Bisenti sorge a 274 metri sul livello del mare e si estende per poco più di 30 chilometri quadrati ospitando 1638 abitanti per la precisione. Ci troviamo in provincia di Teramo ovviamente in Abruzzo in un luogo dominato dalla natura che fa parte della Comunità montana del Vomano, Fino e Piombo. D’inverno il paese viene coperto dalla neve regalando un aspetto davvero romantico e impossibile da dimenticare una volta che vi siete stati in questo periodo.
Tra i luoghi più belli e noti c’è sicuramente la Chiesa parrocchiale di Santa Maria degli Angeli, che si trova al centro del paese e che ha una facciata austera e molto semplice con uno splendido orologio posto sull’arco alla sommità della stessa. Una chiesa che ha anche una storia che ci porta indietro nel tempo facendoci conoscere qualcosa in più di questo splendido luogo.
E poi ancora la Torre medievale della Regina Giovanna che ci porta indietro al XIII secolo e che originariamente era affiancata da altre due costruzioni decisamente imponenti.
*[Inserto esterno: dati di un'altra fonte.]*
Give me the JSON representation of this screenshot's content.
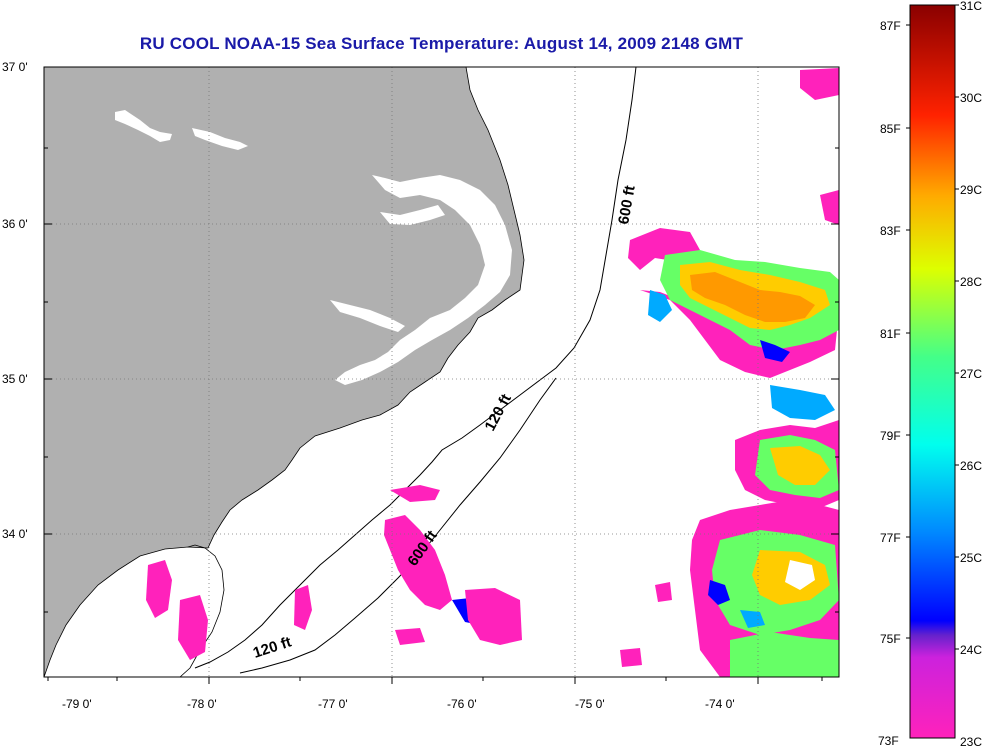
{
  "title": "RU COOL  NOAA-15  Sea Surface Temperature:  August 14, 2009 2148 GMT",
  "axes": {
    "lat_ticks": [
      {
        "value": 37,
        "label": "37 0'"
      },
      {
        "value": 36,
        "label": "36 0'"
      },
      {
        "value": 35,
        "label": "35 0'"
      },
      {
        "value": 34,
        "label": "34 0'"
      }
    ],
    "lon_ticks": [
      {
        "value": -79,
        "label": "-79 0'"
      },
      {
        "value": -78,
        "label": "-78 0'"
      },
      {
        "value": -77,
        "label": "-77 0'"
      },
      {
        "value": -76,
        "label": "-76 0'"
      },
      {
        "value": -75,
        "label": "-75 0'"
      },
      {
        "value": -74,
        "label": "-74 0'"
      }
    ]
  },
  "isobaths": [
    {
      "label": "600 ft"
    },
    {
      "label": "120 ft"
    },
    {
      "label": "600 ft"
    },
    {
      "label": "120 ft"
    }
  ],
  "colorbar": {
    "celsius_labels": [
      "31C",
      "30C",
      "29C",
      "28C",
      "27C",
      "26C",
      "25C",
      "24C",
      "23C"
    ],
    "fahrenheit_labels": [
      "87F",
      "85F",
      "83F",
      "81F",
      "79F",
      "77F",
      "75F",
      "73F"
    ]
  },
  "colors": {
    "land": "#b0b0b0",
    "title": "#1a1aa8",
    "scale": [
      "#ff22bb",
      "#8833dd",
      "#0000ff",
      "#00aaff",
      "#00ffee",
      "#66ff66",
      "#ffff00",
      "#ff9900",
      "#ff2200",
      "#990000"
    ]
  }
}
A Bisenti si possono mangiare alcuni piatti straordinari della tradizione, in grado di conciliarci con emozioni che si assaporano una volta che ci accomodiamo a tavola. Siamo di certo di fronte alla tradizione dell’Abruzzo in grado di prenderci per la gola e di emozionarci profondamente.
Il piatto principale e che merita di essere preso in esame è un dolce e cioè i Tatù Bo-Bo noti anche semplicemente come Tatù. Si tratta di biscotti duri al miele e cacao che sono rivestiti di cioccolato e che solitamente si fanno per la famosissima fiera locale che possiamo vivere qui ogni anno.
E poi ancora i maccheroni alla mulinara che sono realizzati a mano e che vengono conditi con un sugo davvero semplice e in grado di arrivare a chi li mangia per le sue note di colore e in grado di attirare la nostra attenzione.
Concludiamo con la Ratafià che è un liquore molto famoso da queste parti che si prepara con ciliegie selvatiche a Montepulciano e che non può che essere provato soprattutto per il suo potere digestivo alla fine di un pasto. Chi lo conosce se ne innamora.